The creation of the Washington Street Park as a gathering place in downtown has been a huge step forward, but what about the hill between Washington Street and Levee Street that is now best used for children sliding on cardboard. The creation of the amphitheater could put that good space to good use.
We have also been critical of Levee Street’s condition from Clay Street traveling north to where it connects with Washington Street. Even though it is used as a truck route, attention must be paid to this stretch of road, not just for those who travel it for business, but for those shopping at Levee Street Marketplace and visiting the Lower Mississippi River Museum.
While those needs mentioned above are important, today we call on the city, officials with the U.S. Army Corps of Engineers, and others who need to be part of the discussion, to review the current flood-fighting efforts implemented downtown and how to bring them into the 21st Century.
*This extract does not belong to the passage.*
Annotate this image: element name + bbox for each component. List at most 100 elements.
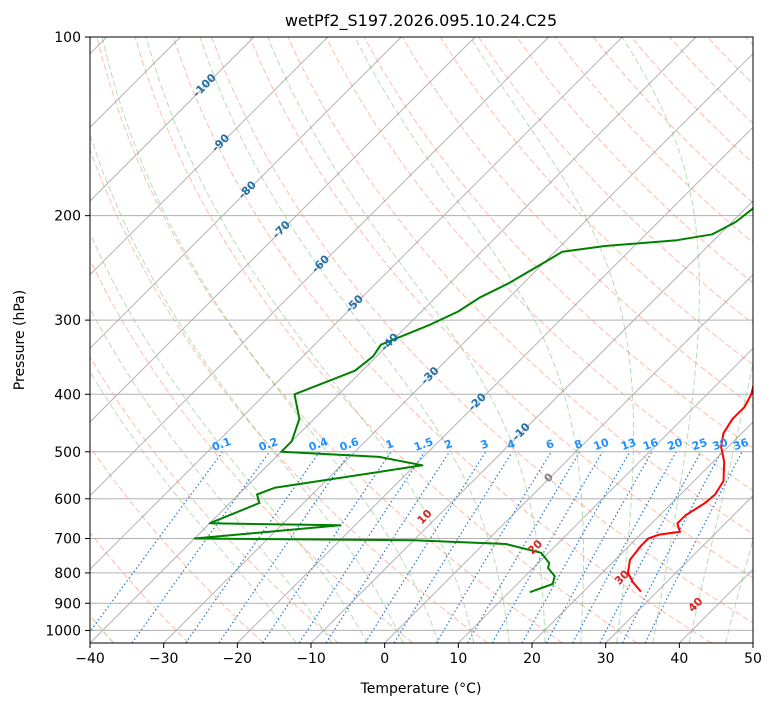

The war waged by city crews currently involves what appears to be an interlocking system of railroad ties and tar at key points near the riverfront. The practice has been often criticized by Mayor George Flaggs Jr. and we agree.
Is there not a better, more efficient and modern way? Has not technology advanced by leaps and bounds since the development of this particular flood-fighting effort?
While the city and business owners have made significant investments into the growth and development of our downtown, we would hope a similar investment — both in time and energy — could be spent on how to best protect it.